Fotografia: Sara Sofia Gonçalves

«Apesar da situação extrema, o ambiente aqui em Itália é de calma e união»

Sara Sofia Gonçalves é estudante do mestrado em Informação e Jornalismo da Universidade do Minho e está neste momento em Milão ao abrigo do programa Erasmus.

Ana Marques Pinheiro
15 Mar 2020

Diário do Minho (DM) – Desde quando é que permaneces em casa? 

Sara Gonçalves(SG) – A quarentena obrigatória foi decretada para Lombardia, que é a zona onde vivo, no dia 8 de março. No dia seguinte, foi estendida a todo o país. Desde esse domingo que não saio de casa, ou seja, está agora a fazer uma semana.

DM – Como têm sido dos dias depois de ter sido declarada a quarentena obrigatória?

SG – Estes quase sete dias têm sido ocupados com trabalhos da universidade, muitas séries e filmes e a companhia das pessoas que ainda estão pela residência.
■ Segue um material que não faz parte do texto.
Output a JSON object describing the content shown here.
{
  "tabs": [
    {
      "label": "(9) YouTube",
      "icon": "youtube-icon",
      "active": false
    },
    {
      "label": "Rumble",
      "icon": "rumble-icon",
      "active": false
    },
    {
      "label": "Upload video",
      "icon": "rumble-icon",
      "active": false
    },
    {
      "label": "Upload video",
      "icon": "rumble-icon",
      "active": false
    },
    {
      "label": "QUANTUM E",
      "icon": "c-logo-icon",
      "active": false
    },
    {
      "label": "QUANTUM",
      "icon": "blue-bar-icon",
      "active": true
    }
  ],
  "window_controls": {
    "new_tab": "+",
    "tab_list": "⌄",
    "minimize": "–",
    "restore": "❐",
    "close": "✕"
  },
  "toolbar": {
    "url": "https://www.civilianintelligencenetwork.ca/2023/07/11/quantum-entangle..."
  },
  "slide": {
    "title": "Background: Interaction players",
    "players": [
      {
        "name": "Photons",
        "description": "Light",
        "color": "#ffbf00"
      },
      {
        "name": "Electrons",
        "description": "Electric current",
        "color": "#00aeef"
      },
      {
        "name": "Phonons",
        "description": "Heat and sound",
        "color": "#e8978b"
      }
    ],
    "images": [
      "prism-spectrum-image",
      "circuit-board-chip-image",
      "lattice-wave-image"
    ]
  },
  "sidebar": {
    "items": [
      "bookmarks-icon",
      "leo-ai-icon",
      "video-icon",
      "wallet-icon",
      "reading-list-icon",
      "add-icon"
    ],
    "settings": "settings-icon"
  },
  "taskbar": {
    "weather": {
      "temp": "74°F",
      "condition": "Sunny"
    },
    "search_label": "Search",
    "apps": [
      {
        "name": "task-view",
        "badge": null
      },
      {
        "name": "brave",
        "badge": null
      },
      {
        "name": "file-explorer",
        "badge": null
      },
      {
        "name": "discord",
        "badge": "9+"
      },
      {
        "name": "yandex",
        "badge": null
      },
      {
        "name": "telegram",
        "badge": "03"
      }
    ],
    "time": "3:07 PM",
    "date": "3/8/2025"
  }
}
Como os exames foram cancelados, as aulas continuaram remotamente pela plataforma digital da universidade e agora os exames foram substituídos por entregas de trabalhos ou relatórios. Vou tentando gerir o meu tempo para entregar esses trabalhos todos na data prevista e, entretanto, conseguir pôr todas as minhas séries e filmes em dia. Nas zonas comuns da residência, como a cozinha ou a sala da televisão, entretemo-nos todos juntos com filmes, conversa e jogos. Apesar de ser difícil estar fechado em casa, ter companhia ajuda. Por aqui o ambiente é de positivismo e união.

DM – Como tens feito a gestão de alimentos e as saídas à rua?

SG – Por sorte, tinha exatamente ido ao supermercado no dia anterior à decretação da quarentena. Assim, ainda tenho comida suficiente para alguns dias. No entanto, sair à rua para ir ao supermercado – sendo uma necessidade – está autorizada. Irei às compras na próxima semana. Fora ir ao supermercado ou à farmácia, caso necessário, as saídas estão proibidas.

DM – Qual é o ambiente que se vive?

SG – Depois do início do fecho total do país tive uns colegas que foram ao supermercado e outro que foi dar uma corrida ao parque, o ambiente que se vive nestes locais é de calma e cumprimento das normas impostas. Nas ruas, andam polícias a pedir às pessoas para que se respeite a distância social de dois metros de distância e pode ver-se que os italianos estão recetivos a estes pedidos e de imediato cumprem o que lhes é pedido. Apesar de ser uma situação extrema, sinto que o ambiente aqui em Itália é de calma, união e esperança. Algo que se pode também ver pelas redes sociais, com movimentos de apoio aos italianos ou “flashmob” organizados nas varandas dos edifícios.

DM – Caso tenhas sintomas, o que tens de fazer?

SG – Caso tenha sintomas, o que me foi indicado pela minha universidade, é que eu informe imediatamente a direção da minha residência e eles irão tratar de arranjar um médico para se deslocar aqui. A primeira ação nunca poderá ser ir ao hospital. Teria aguardar a vinda de um médico à residência e, entretanto, tentar não contactar com os outros colegas que aqui vivem.